Comme leurs prédécesseurs des années 1960–1970, ces spécialistes de l’histoire de la France d’après-guerre évaluent le RPF comme un parti bourgeois de droite. Pourtant ils analysent d’une manière détaillée ses traits spécifiques et sa différence par rapport aux autres organisations de droite françaises en notant les aspects particuliers de son activité politique. M. Narinski, par exemple, considère le RPF comme le parti «d’une nouvelle orientation de droite (qui) se distingue des groupements de la droite traditionnelle par l’accent mis sur une vaste manœuvre sociale et économique, par sa structure précise et bien organisée, par son savoir-faire pour gagner une base sociale de masse, et organiser ses partisans»[635]
. Pour lui, le RPF réunit des traits du conservatisme traditionnel de droite avec l’idée de manœuvre sociale dans l’esprit du néo-capitalisme[636]. On trouve aussi les appréciations de l’activité et du programme du RPF dans le travail de l’historien d’Irkoutsk G. Novikov Le gaullisme après de Gaulle (1984). G. Novikov utilise des documents inédits des archives de l’Institut Charles de Gaulle, la presse gaulliste et la vaste littérature de mémoires gaullistes. À la suite des chercheurs et des spécialistes français du gaullisme, J. Charlot en premier lieu, l’historien soviétique note que le RPF ouvre une nouvelle et très importante étape dans le développement du gaullisme – celle de sa transformation en un mouvement politique. Pourtant, à la différence des spécialistes de l’histoire du RPF tels que Ch. Purstchet, J. Charlot, P. Guiol qui ne voient pas dans le RPF un parti bourgeois de droite, G. Novikov le caractérise comme une force politique autoritaire «très à droite»[637]. Cette caractéristique du premier parti gaulliste coïncide avec celle que nous trouvons dans les œuvres classiques de M. Duverger et de R. Rémond[638]. Selon G. Novikov, «le mouvement gaulliste qui avait pendant la guerre un caractère bourgeois et patriotique s’est transformé, au cours du processus d’aggravation aiguë de la lutte des classes dans la France d’après-guerre, en un mouvement nationaliste de droite qui poursuivait le but d’instaurer un régime d’exécutif fort mais dans le cadre de la démocratie bourgeoise»[639]. G. Novikov affirme que la ligne politique et surtout le programme social et économique du RPF représente «l’exemple classique du comportement d’un parti d’opposition aspirant à adapter son idéologie et sa propagande aux demandes des couches moyennes et de la petite bourgeoisie qui composaient l’essentiel de sa base sociale et, en même temps, à élargir cette base aux dépens de la classe ouvrière»[640].Un autre chercheur soviétique, V. Tchernega, tout en admettant les appréciations principales du RPF exprimées par R. Rémond, le considère comme «un parti bourgeois de type nouveau» dont l’activité a manifesté «la viabilité des traditions de la droite autoritaire dans le pays»[641]

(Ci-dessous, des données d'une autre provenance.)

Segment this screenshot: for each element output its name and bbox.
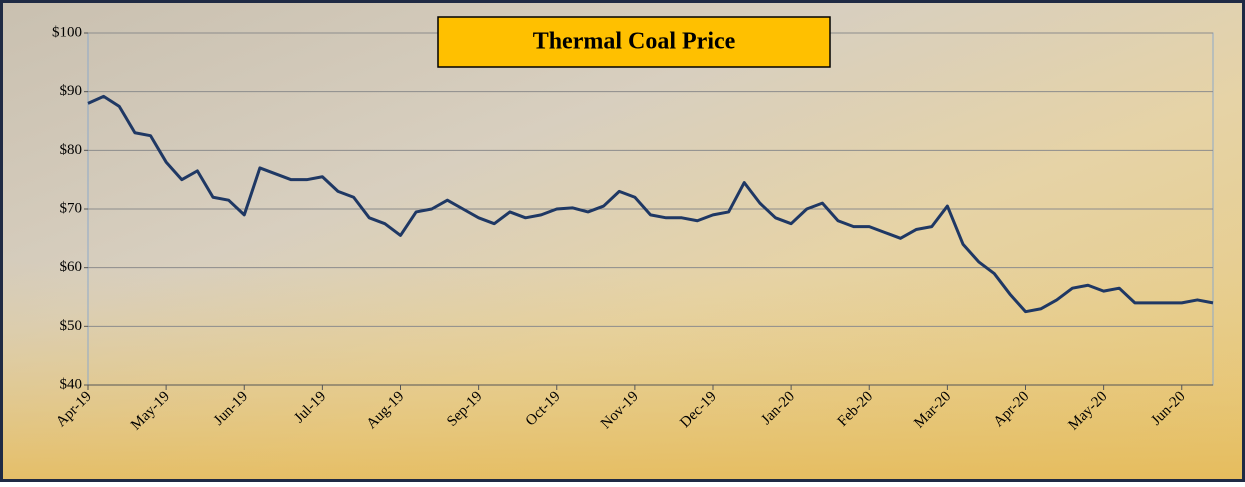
y-tick-label: $100 — [52, 24, 82, 40]
y-tick-label: $60 — [60, 259, 83, 275]
chart: $40$50$60$70$80$90$100Apr-19May-19Jun-19… — [0, 0, 1245, 482]
background-shade — [0, 260, 1245, 482]
y-tick-label: $70 — [60, 200, 83, 216]
y-tick-label: $50 — [60, 318, 83, 334]
y-tick-label: $90 — [60, 83, 83, 99]
y-tick-label: $80 — [60, 142, 83, 158]
chart-title: Thermal Coal Price — [533, 29, 736, 55]
y-tick-label: $40 — [60, 376, 83, 392]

. Selon V. Tchernéga, «l’anticommunisme et l’antisoviétisme du RPF, son hostilité envers la IVeRépublique «trop à gauche», dont la Constitution a été élaborée avec la participation active des communistes, ont attiré au Rassemblement un grand nombre de partisans de droite actifs qui partagent sa vision du monde, autoritaire et spécifique»[642].Au début des années 1990, on voit paraître de nouveaux ouvrages sur l’histoire du gaullisme sous la plume des jeunes historiens M. Arzakanian et N. Naoumova. La monographie de M. Arzakanian De Gaulle et les gaullistes sur la voie du pouvoir
publiée en 1990 appartient au genre historicolittéraire. L’auteur consacre tour un chapitre à l’histoire du RPF, fait des portraits politiques et psychologiques très impressionnants des responsables du premier parti gaulliste tout en montrant son évolution politique. M. Arzakanian affirme que le RPF «ne présentait pas un mouvement au-dessus des classes, mais était une sorte de parti politique de droite»[643]. Une nouvelle monographie, celle de N. Naoumova, paraît en 1991, consacrée au gaullisme d’opposition sous la IVeRépublique. Dans ce livre, l’étude du RPF se fonde sur les documents divers du RPF jusque-là inconnus des chercheurs soviétiques. Il s’agit tout d’abord de la presse du RPF que N. Naoumova est la première à utiliser dans les travaux scientifiques. L’auteur caractérise le RPF comme «un parti bourgeois réformiste d’orientation de droite qui a su, pour un certain temps, rassembler autour des idées gaullistes les représentants de toutes les couches de la société française»[644].